The man outside said something else before a couple of others burst through the glass pane using a large blunt object. It didn’t take long for them to see the decaying piles of flesh shambling down the hallway towards them. One of them gave a signal. The other pulled out a gun and shot both of the abominations in the head. Martin held his hand up for a high-five from his position on the floor.

“Nice shot, although you took your time to get here.”

The two officers looked at each other in confusion, before one started to speak in Romanian. When it became clear that neither person was going to understand the other, the officers shrugged and made their way down the corridor as more people poured in through the broken window. Among them was a very dishevelled looking Shannon. She sprinted over to Martin and shook him by the shoulders.

WHERE’S LANCE? IS HE WITH YOU?” she screamed into Martin’s face. Just then, an officer walked out of the corridor, propping up a very pale but still conscious Lance. Shannon shrieked when she saw him and ran over. Simon tapped Martin on the shoulder.

“D…did that really happen? I mean, my arm hurts too much for this to be unreal, but still…”

Martin stared off into the distance, unable to focus on anything.

“Yeah…that was really weird. Honestly, I’m starting to wonder if I’m asleep or something silly like that.”

“Hope not. It would really suck to have gone through all that for it only to be in your head.”

Behind them, Lance was talking to Shannon, who nodded in agreement to something and walked over to Martin and Simon. She looked a lot more humble than before, yet still somewhat shell-shocked.

“Lance wanted me to tell you boys that he’s looking for people to work in his shop.”

Simon looked over her shoulder at Lance, who was waving at them and grinning despite the ambulance crew tending to his wounds. Shannon coughed loudly to regain their attentions.

And he wants you two to work there. It’s not huge, you don’t have to take it, but he wants to repay you for offering us a free holiday.” She looked upwards. “Even if this holiday nearly killed us.”

“Yes.”

Martin gave his friend an odd look.

“Simon, we’ve literally known these people for a day. We know nothing about them. Why on earth would you say yes without any more information?”

Simon glared at his friend.

“I need the work, and I need money to repay you. Besides,” he said, looking back over at Shannon, “I trust them. Where is the shop?”

“It’s in a little English village called Rivermouth. You might have heard of it. Lance is trying to start a business, but he needs people to run the shops. Pay’s good, too.”

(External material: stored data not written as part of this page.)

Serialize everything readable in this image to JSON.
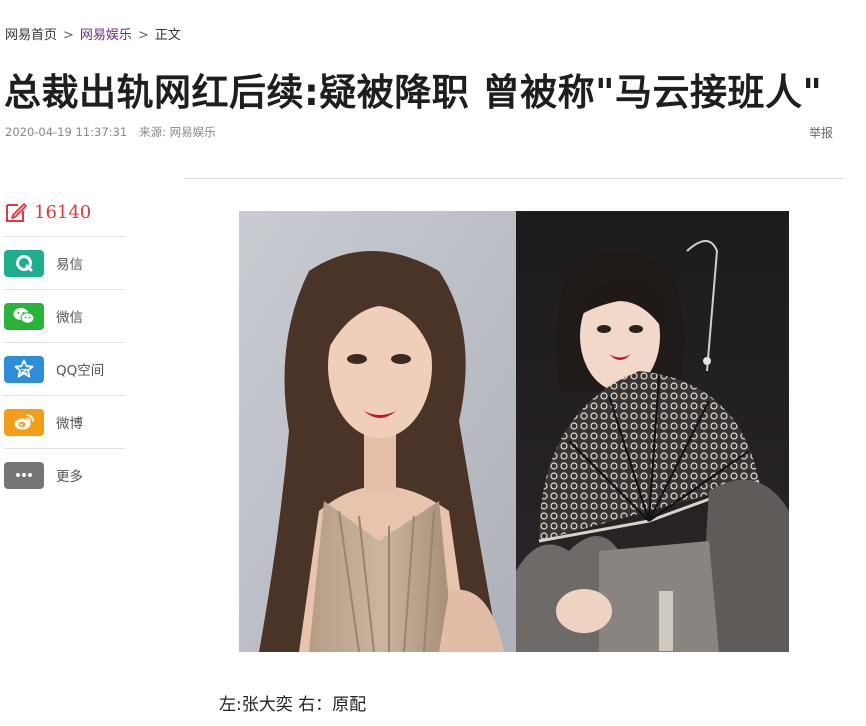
{
  "breadcrumb": {
    "home": "网易首页",
    "section": "网易娱乐",
    "current": "正文",
    "separator": ">"
  },
  "article": {
    "title": "总裁出轨网红后续:疑被降职 曾被称\"马云接班人\"",
    "datetime": "2020-04-19 11:37:31",
    "source_label": "来源:",
    "source": "网易娱乐",
    "report": "举报",
    "caption": "左:张大奕 右：原配"
  },
  "sidebar": {
    "comment_count": "16140",
    "comment_icon": "edit-comment-icon",
    "share": [
      {
        "label": "易信",
        "icon": "yixin-icon",
        "color": "#1fae8d"
      },
      {
        "label": "微信",
        "icon": "wechat-icon",
        "color": "#2ab339"
      },
      {
        "label": "QQ空间",
        "icon": "qzone-icon",
        "color": "#2b8ed6"
      },
      {
        "label": "微博",
        "icon": "weibo-icon",
        "color": "#f49d16"
      },
      {
        "label": "更多",
        "icon": "more-icon",
        "color": "#757575"
      }
    ]
  },
  "colors": {
    "section_link": "#6b2b82",
    "comment_count": "#e0393a",
    "divider": "#dcdcdc"
  }
}
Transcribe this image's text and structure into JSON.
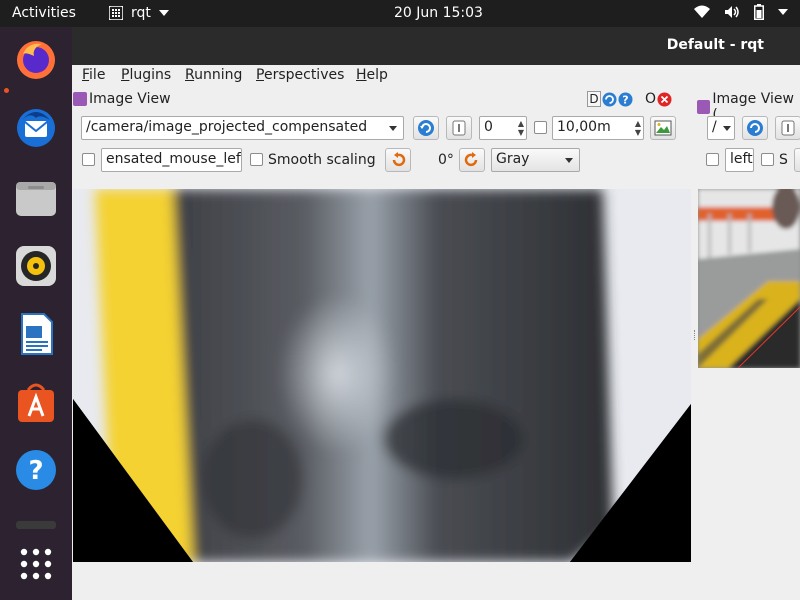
{
  "topbar": {
    "activities": "Activities",
    "app_name": "rqt",
    "clock": "20 Jun  15:03"
  },
  "dock": {
    "items": [
      "firefox-icon",
      "thunderbird-icon",
      "files-icon",
      "rhythmbox-icon",
      "libreoffice-writer-icon",
      "software-center-icon",
      "help-icon",
      "show-apps-icon"
    ]
  },
  "window": {
    "title": "Default - rqt",
    "menu": {
      "file": "File",
      "plugins": "Plugins",
      "running": "Running",
      "perspectives": "Perspectives",
      "help": "Help"
    }
  },
  "left_plugin": {
    "title": "Image View",
    "header_letters": {
      "d": "D",
      "o": "O"
    },
    "topic": "/camera/image_projected_compensated",
    "spin_value": "0",
    "max_value": "10,00m",
    "mouse_topic": "ensated_mouse_left",
    "smooth_scaling": "Smooth scaling",
    "rotation": "0°",
    "color_scheme": "Gray"
  },
  "right_plugin": {
    "title": "Image View (",
    "topic_partial": "/",
    "mouse_topic_partial": "left",
    "smooth_partial": "S"
  },
  "colors": {
    "topbar": "#1e1e1e",
    "dock": "#2c2230",
    "accent": "#e95420",
    "titlebar": "#2b2b2b"
  }
}
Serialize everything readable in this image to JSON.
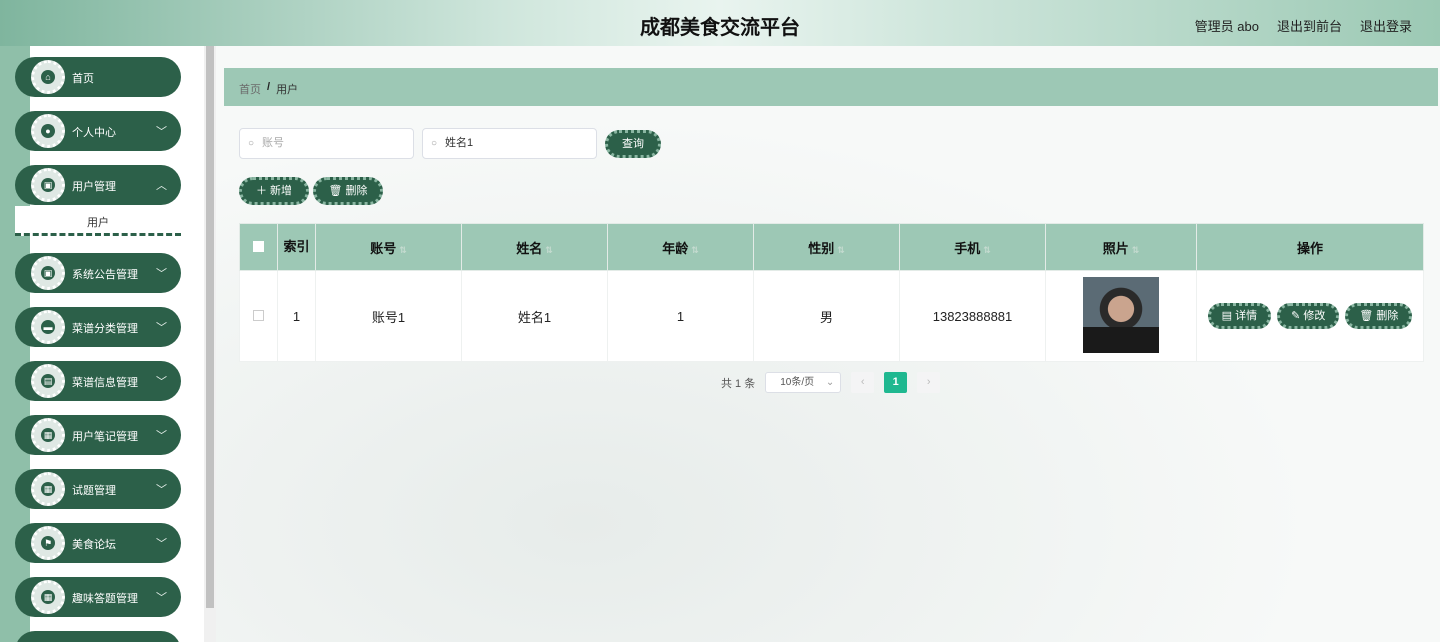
{
  "header": {
    "title": "成都美食交流平台",
    "admin": "管理员 abo",
    "to_front": "退出到前台",
    "logout": "退出登录"
  },
  "sidebar": {
    "items": [
      {
        "label": "首页",
        "icon": "home-icon",
        "glyph": "⌂",
        "chevron": false
      },
      {
        "label": "个人中心",
        "icon": "user-icon",
        "glyph": "●",
        "chevron": true
      },
      {
        "label": "用户管理",
        "icon": "clipboard-icon",
        "glyph": "▣",
        "chevron": true
      },
      {
        "label": "系统公告管理",
        "icon": "clipboard-icon",
        "glyph": "▣",
        "chevron": true
      },
      {
        "label": "菜谱分类管理",
        "icon": "briefcase-icon",
        "glyph": "▬",
        "chevron": true
      },
      {
        "label": "菜谱信息管理",
        "icon": "document-icon",
        "glyph": "▤",
        "chevron": true
      },
      {
        "label": "用户笔记管理",
        "icon": "grid-icon",
        "glyph": "▦",
        "chevron": true
      },
      {
        "label": "试题管理",
        "icon": "grid-icon",
        "glyph": "▦",
        "chevron": true
      },
      {
        "label": "美食论坛",
        "icon": "flag-icon",
        "glyph": "⚑",
        "chevron": true
      },
      {
        "label": "趣味答题管理",
        "icon": "grid-icon",
        "glyph": "▦",
        "chevron": true
      }
    ],
    "submenu_user": "用户"
  },
  "breadcrumb": {
    "home": "首页",
    "sep": "/",
    "current": "用户"
  },
  "search": {
    "account_placeholder": "账号",
    "name_value": "姓名1",
    "query_button": "查询"
  },
  "actions": {
    "add": "新增",
    "delete": "删除"
  },
  "table": {
    "headers": [
      "索引",
      "账号",
      "姓名",
      "年龄",
      "性别",
      "手机",
      "照片",
      "操作"
    ],
    "rows": [
      {
        "index": "1",
        "account": "账号1",
        "name": "姓名1",
        "age": "1",
        "gender": "男",
        "phone": "13823888881"
      }
    ],
    "op_detail": "详情",
    "op_edit": "修改",
    "op_delete": "删除"
  },
  "pagination": {
    "total": "共 1 条",
    "page_size": "10条/页",
    "current_page": "1"
  },
  "colors": {
    "accent_dark": "#2c6049",
    "accent_light": "#9dc8b5",
    "page_active": "#1fb890"
  }
}
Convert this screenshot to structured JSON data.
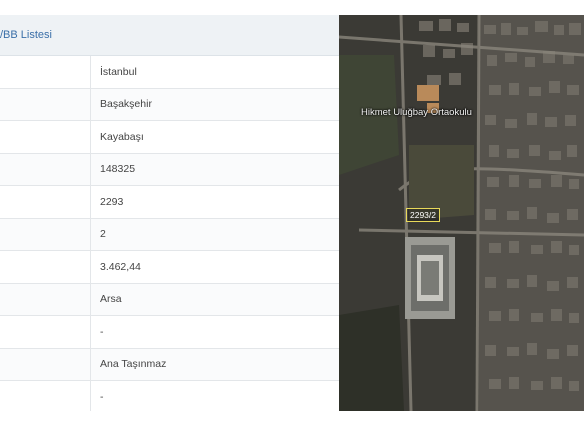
{
  "header": {
    "title": "/BB Listesi"
  },
  "rows": [
    {
      "value": "İstanbul"
    },
    {
      "value": "Başakşehir"
    },
    {
      "value": "Kayabaşı"
    },
    {
      "value": "148325"
    },
    {
      "value": "2293"
    },
    {
      "value": "2"
    },
    {
      "value": "3.462,44"
    },
    {
      "value": "Arsa"
    },
    {
      "value": "-"
    },
    {
      "value": "Ana Taşınmaz"
    },
    {
      "value": "-"
    }
  ],
  "map": {
    "school_label": "Hikmet Uluğbay Ortaokulu",
    "parcel_label": "2293/2"
  },
  "colors": {
    "header_bg": "#eef2f5",
    "header_text": "#3a6fa8",
    "parcel_outline": "#e8d95a"
  }
}
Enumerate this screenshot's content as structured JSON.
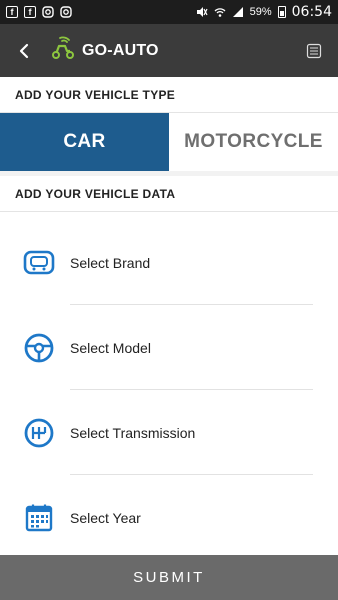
{
  "statusbar": {
    "battery_pct": "59%",
    "time": "06:54",
    "icons": [
      "facebook-icon",
      "facebook-icon",
      "instagram-icon",
      "instagram-icon",
      "mute-icon",
      "wifi-icon",
      "signal-icon",
      "battery-icon"
    ]
  },
  "appbar": {
    "app_name": "GO-AUTO",
    "icons": [
      "back-arrow-icon",
      "scooter-logo-icon",
      "list-menu-icon"
    ]
  },
  "vehicle_type": {
    "title": "ADD YOUR VEHICLE TYPE",
    "options": [
      {
        "label": "CAR",
        "selected": true
      },
      {
        "label": "MOTORCYCLE",
        "selected": false
      }
    ]
  },
  "vehicle_data": {
    "title": "ADD YOUR VEHICLE DATA",
    "items": [
      {
        "label": "Select Brand",
        "icon": "car-front-icon"
      },
      {
        "label": "Select Model",
        "icon": "steering-wheel-icon"
      },
      {
        "label": "Select Transmission",
        "icon": "gear-shift-icon"
      },
      {
        "label": "Select Year",
        "icon": "calendar-icon"
      }
    ]
  },
  "submit_label": "SUBMIT",
  "colors": {
    "accent": "#1e5c8e",
    "icon_blue": "#1e78c8",
    "appbar": "#3b3b3b",
    "submit": "#6a6a6a",
    "logo_green": "#8dc63f"
  }
}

Simon stared at her, starry eyed at the prospect. Martin continued to frown.

“Where would we live?”

“Above the shop. Obviously.

“What about Simon’s injury?”

Simon returned his glare to Martin.

“Come on, dude! This is perfect!”

For the third time in a day, Martin was presented with three options.

 

Option 1. Return home alone and continue to write dross for a magazine that was going nowhere.

 

Option 2. Take a leap of faith and agree to this job opportunity, hope it works out for the better and forget about the traumatic situation they’d just been through. Happily ever after.

 

Option 3. Sign up for extreme therapy to forget about the melting corpses he’d just seen.

 

Sighing, Martin sent a quick prayer up to the heavens.

“…Ok. I’ll take it. But only if you can promise no weird stuff will happen. I might lose any sanity I’ve got left if I have to go through that again.”

“Right. I’ll just take your details down, then Lance and I can contact you to fill out all the forms to get this thing going.”

Simon elbowed Martin in the side with his good arm, the injured one looking much better now he’d wiped the blood off on his shirt.

“See, Martin! I told you this was gonna be great! Plus, we can get that microwave now!”